Ideally my team should have better marketed the value and helped the business partner understand the appropriate timeliness (given the extreme complexity) of this win, instead of just being glad to move forward after solving a difficult problem for the business.

I believe Dan Roberts accurately paraphrases the knowledge worker’s stance in his book Marketing IT’s Value.

“’What does marketing have to do with IT? Why do I need to change my image? I’m already a good developer!’ Because marketing is simply not in IT’s comfort zone, they revert to what is more natural for them, which is doing their technical job and leaving the job of marketing to someone else, which reinforces the image that ‘IT is just a bunch of techies.’”

The IT department needs to promote better awareness of its value before the department is shut out of strategic planning meetings, the department budget gets cut, project timelines start to shrink and morale starts to dip. IT workers need to promote the value they bring to the table by touting their wins and remaining up to date in education, training and certifications as necessary. At-will employment works both ways, if the technical staff feels stagnant, undervalued and underappreciated, there is always a better situation around the corner; especially considering the technical skills shortage in today’s marketplace.

“It’s not about hype and empty promises; it’s about creating an awareness of IT’s value.
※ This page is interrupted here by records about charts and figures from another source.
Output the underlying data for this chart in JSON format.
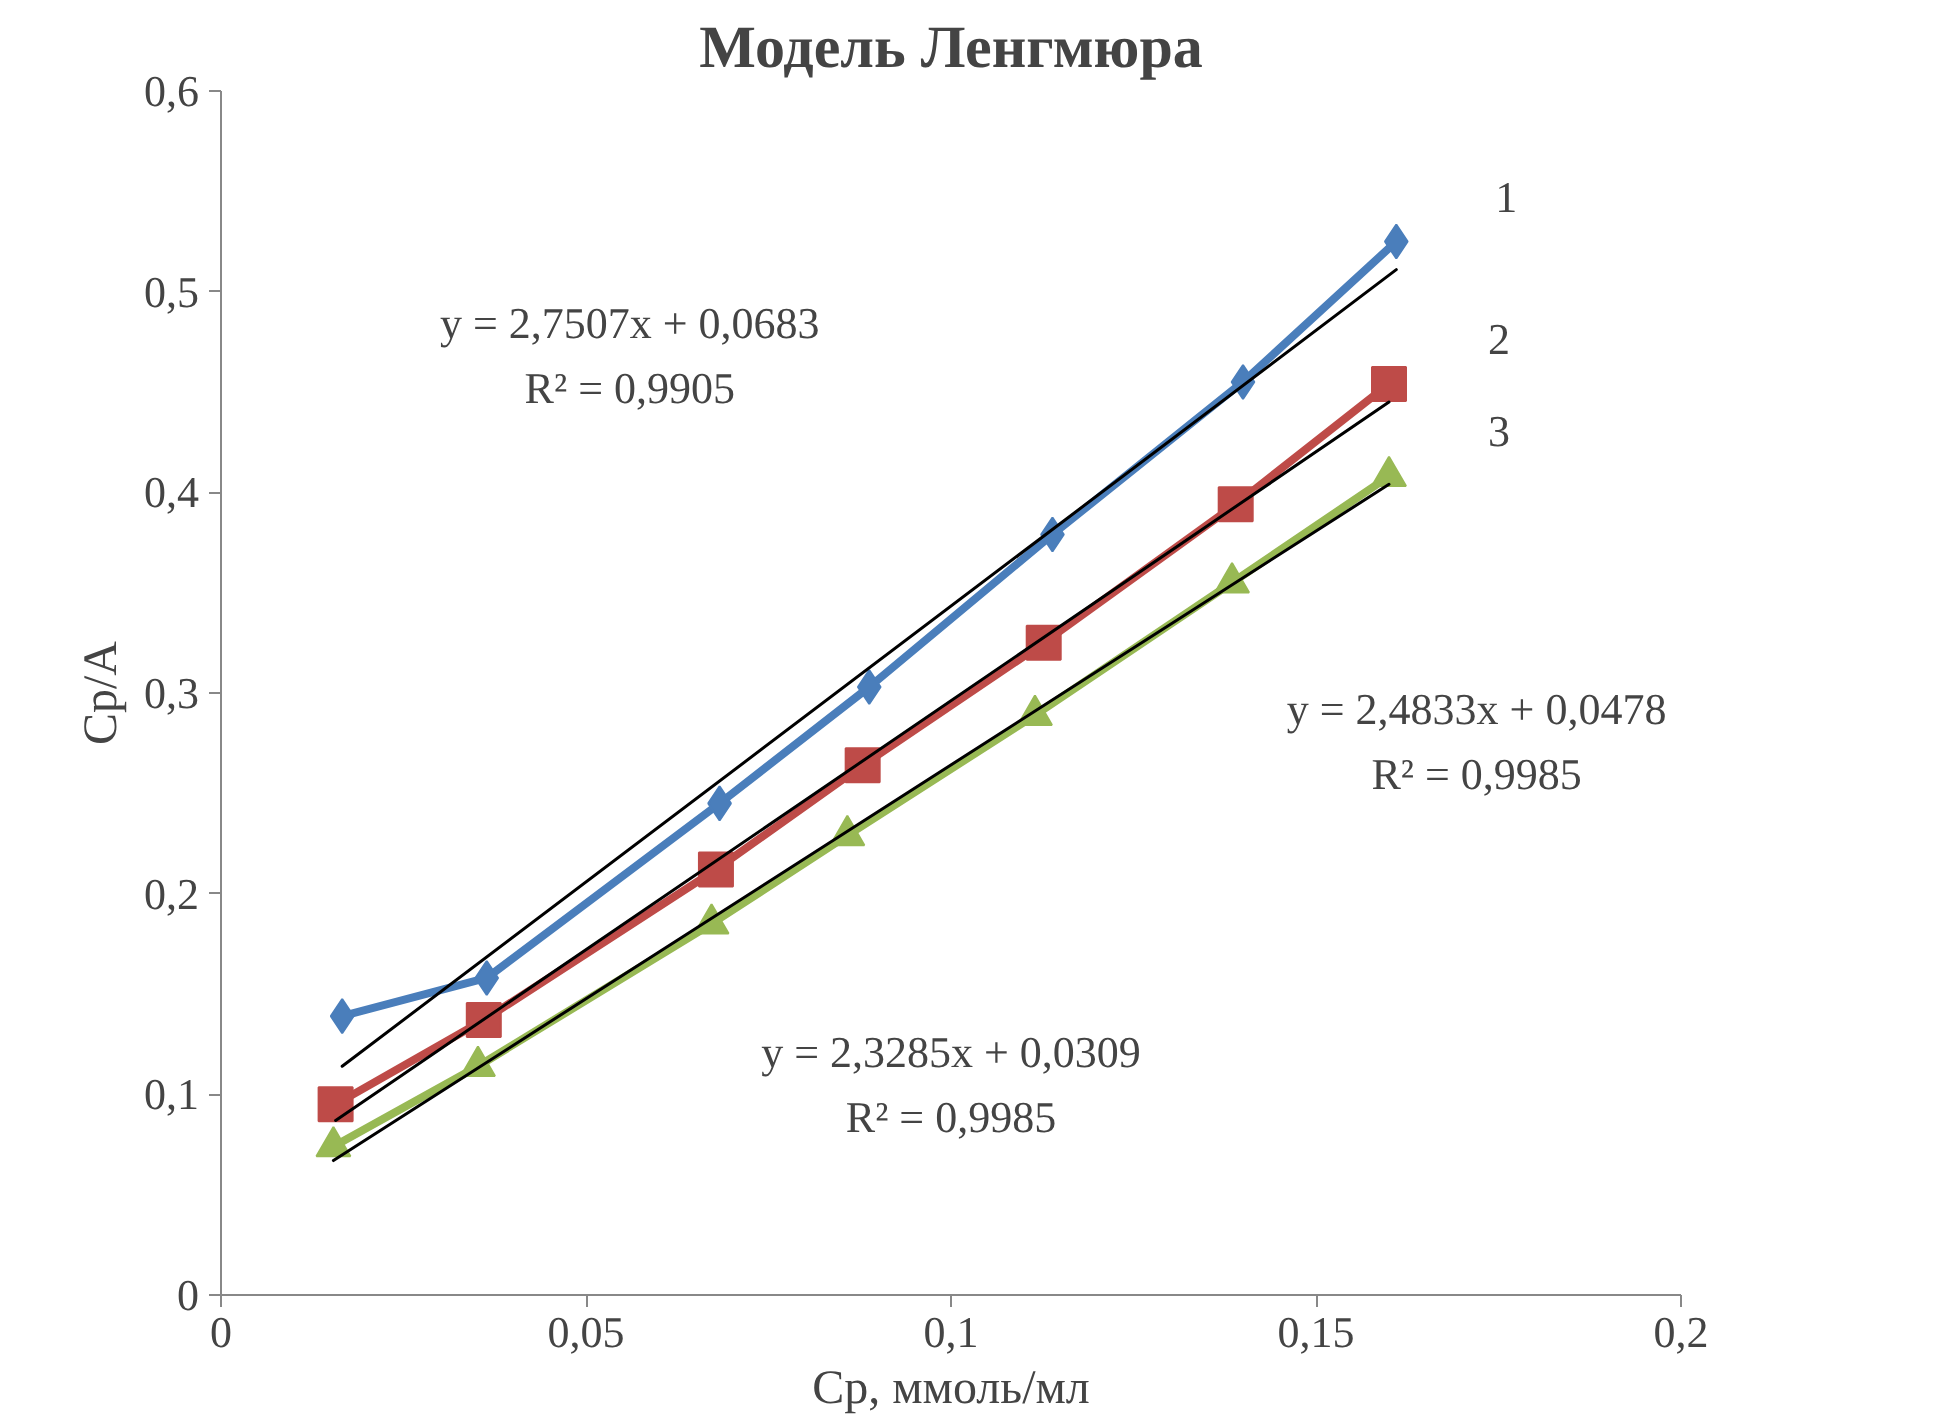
{
  "chart_data": {
    "type": "line",
    "title": "Модель Ленгмюра",
    "xlabel": "Ср, ммоль/мл",
    "ylabel": "Ср/А",
    "xlim": [
      0,
      0.2
    ],
    "ylim": [
      0,
      0.6
    ],
    "xticks": [
      0,
      {
        "value": 0.05,
        "label": "0,05"
      },
      {
        "value": 0.1,
        "label": "0,1"
      },
      {
        "value": 0.15,
        "label": "0,15"
      },
      {
        "value": 0.2,
        "label": "0,2"
      }
    ],
    "yticks": [
      0,
      {
        "value": 0.1,
        "label": "0,1"
      },
      {
        "value": 0.2,
        "label": "0,2"
      },
      {
        "value": 0.3,
        "label": "0,3"
      },
      {
        "value": 0.4,
        "label": "0,4"
      },
      {
        "value": 0.5,
        "label": "0,5"
      },
      {
        "value": 0.6,
        "label": "0,6"
      }
    ],
    "grid": false,
    "series": [
      {
        "name": "1",
        "color": "#4a7ebb",
        "marker": "diamond",
        "x": [
          0.0166,
          0.0364,
          0.0683,
          0.0888,
          0.1139,
          0.14,
          0.161
        ],
        "values": [
          0.139,
          0.158,
          0.245,
          0.303,
          0.379,
          0.455,
          0.525
        ]
      },
      {
        "name": "2",
        "color": "#be4b48",
        "marker": "square",
        "x": [
          0.0157,
          0.036,
          0.0678,
          0.0879,
          0.1127,
          0.139,
          0.16
        ],
        "values": [
          0.095,
          0.137,
          0.212,
          0.264,
          0.325,
          0.394,
          0.454
        ]
      },
      {
        "name": "3",
        "color": "#98b954",
        "marker": "triangle",
        "x": [
          0.0154,
          0.0352,
          0.0672,
          0.0858,
          0.1115,
          0.1385,
          0.16
        ],
        "values": [
          0.074,
          0.114,
          0.185,
          0.229,
          0.289,
          0.355,
          0.408
        ]
      },
      {
        "type": "line",
        "color": "#000000",
        "marker": "none",
        "x": [
          0.0166,
          0.161
        ],
        "values": [
          0.114,
          0.511
        ]
      },
      {
        "type": "line",
        "color": "#000000",
        "marker": "none",
        "x": [
          0.0157,
          0.16
        ],
        "values": [
          0.087,
          0.445
        ]
      },
      {
        "type": "line",
        "color": "#000000",
        "marker": "none",
        "x": [
          0.0154,
          0.16
        ],
        "values": [
          0.067,
          0.404
        ]
      }
    ],
    "annotations": [
      "y = 2,7507x + 0,0683\nR² = 0,9905",
      "y = 2,4833x + 0,0478\nR² = 0,9985",
      "y = 2,3285x + 0,0309\nR² = 0,9985"
    ]
  }
}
It’s about changing client perceptions by presenting a clear, consistent message about the value of IT. After all, if you don’t market yourself, someone else will, and you might not like the image you end up with [1]”

References:

[1] Colisto, Nicholas R.. ( © 2012). The CIO Playbook: Strategies and Best Practices for IT Leaders to Deliver Value.

[2] Roberts, Dan. ( © 2014). Unleashing the Power of IT: Bringing People, Business, and Technology Together, second edition.